Jorge Barajas said he had been working at the Barajas Produce stand, a small family-owned business selling a wide variety of fruits and vegetables, at the Foggy Bottom market for 10 years. He said before the pandemic, he saw high volumes of foot traffic from customers who were heading home from work via the Metro and students who were heading back from class.
“You see a lot of different people here, and that’s the best part of it,” he said. “We love it.”
But he said the market hasn’t seen the same turnout following its return this year, given the two-year hiatus during the COVID-19 pandemic.
“Hopefully more people come out, and more people are aware that there’s a farmers market going on,” he said. “Because if not, a lot of farmers and vendors are going to start dropping off and the market is not going to work out.”
Patrice Cunningham – who runs the stand for Tae-Gu Kimchi, which sells handcrafted napa cabbage kimchi – said she started her business after she quit her job as a chef in the District at the start of the pandemic. She said this spring marks her first time as a vendor at the Foggy Bottom market.
Cunningham said after starting her business during the pandemic, she has largely only interacted with her customers when they ordered online until starting at the market. She said operating in person has helped her connect with her customers and receive immediate feedback on her products.

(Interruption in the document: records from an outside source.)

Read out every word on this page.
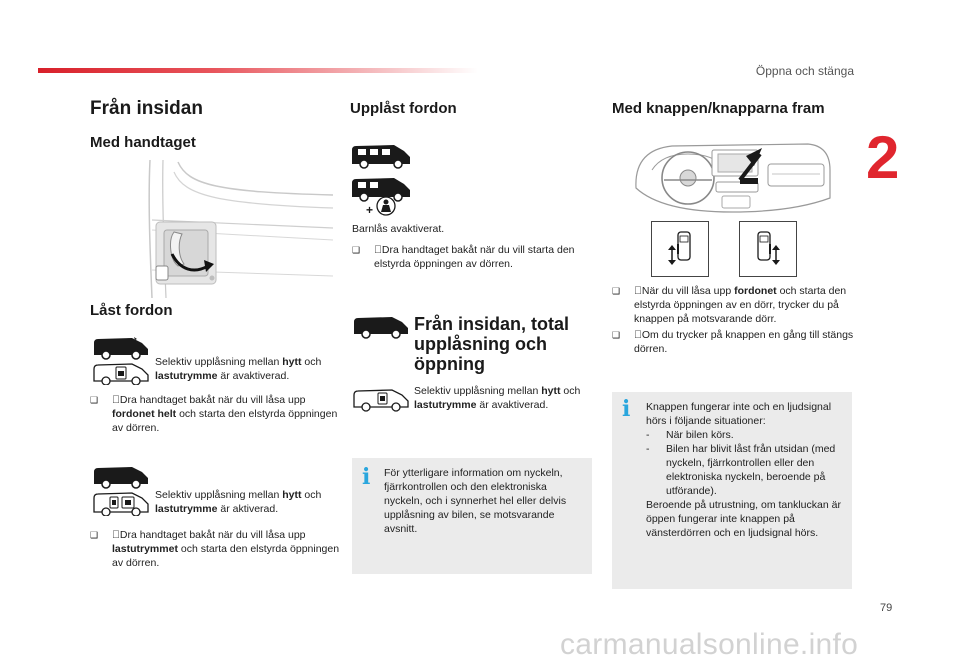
Öppna och stänga
2
Från insidan
Med handtaget
Låst fordon
Selektiv upplåsning mellan hytt och lastutrymme är avaktiverad.
❑ Dra handtaget bakåt när du vill låsa upp fordonet helt och starta den elstyrda öppningen av dörren.
Selektiv upplåsning mellan hytt och lastutrymme är aktiverad.
❑ Dra handtaget bakåt när du vill låsa upp lastutrymmet och starta den elstyrda öppningen av dörren.
Upplåst fordon
+
Barnlås avaktiverat.
❑ Dra handtaget bakåt när du vill starta den elstyrda öppningen av dörren.
Från insidan, total upplåsning och öppning
Selektiv upplåsning mellan hytt och lastutrymme är avaktiverad.
i För ytterligare information om nyckeln, fjärrkontrollen och den elektroniska nyckeln, och i synnerhet hel eller delvis upplåsning av bilen, se motsvarande avsnitt.
Med knappen/knapparna fram
❑ När du vill låsa upp fordonet och starta den elstyrda öppningen av en dörr, trycker du på knappen på motsvarande dörr.
❑ Om du trycker på knappen en gång till stängs dörren.
i Knappen fungerar inte och en ljudsignal hörs i följande situationer:
- När bilen körs.
- Bilen har blivit låst från utsidan (med nyckeln, fjärrkontrollen eller den elektroniska nyckeln, beroende på utförande).
Beroende på utrustning, om tankluckan är öppen fungerar inte knappen på vänsterdörren och en ljudsignal hörs.
79
carmanualsonline.info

“I love being outside when the weather’s nice and being able to work with other vendors too that are in the same industry,” she said.
Denece Cesceves, who works at the DMV Empanadas stand serving up empanada flavors like beef, shrimp old bay and spinach and cheese, said it has been “amazing” to see customers trying their food in person now that the market has returned during the pandemic.
“I like to speak with the people [who] know our empanadas because it is our identity, it’s our food,” she said. “And if the American people like those, oh my gosh, it’s amazing for us.”
Diana Mendoza – a vendor for King Mushrooms, which has been in operation selling mushrooms, soups and tinctures for eight years – said the turnout at the Foggy Bottom market increased in the few weeks since it reopened this season.
“It’s definitely busier, more foot traffic than other places,” she said.
Mendoza said she looks forward to coming to work at the Foggy Bottom market where she can see other vendors and try out the food they have to offer.
“It’s exciting to know you’re going to have your favorite lunch from a vendor, so that makes it fun to come to work,” she said.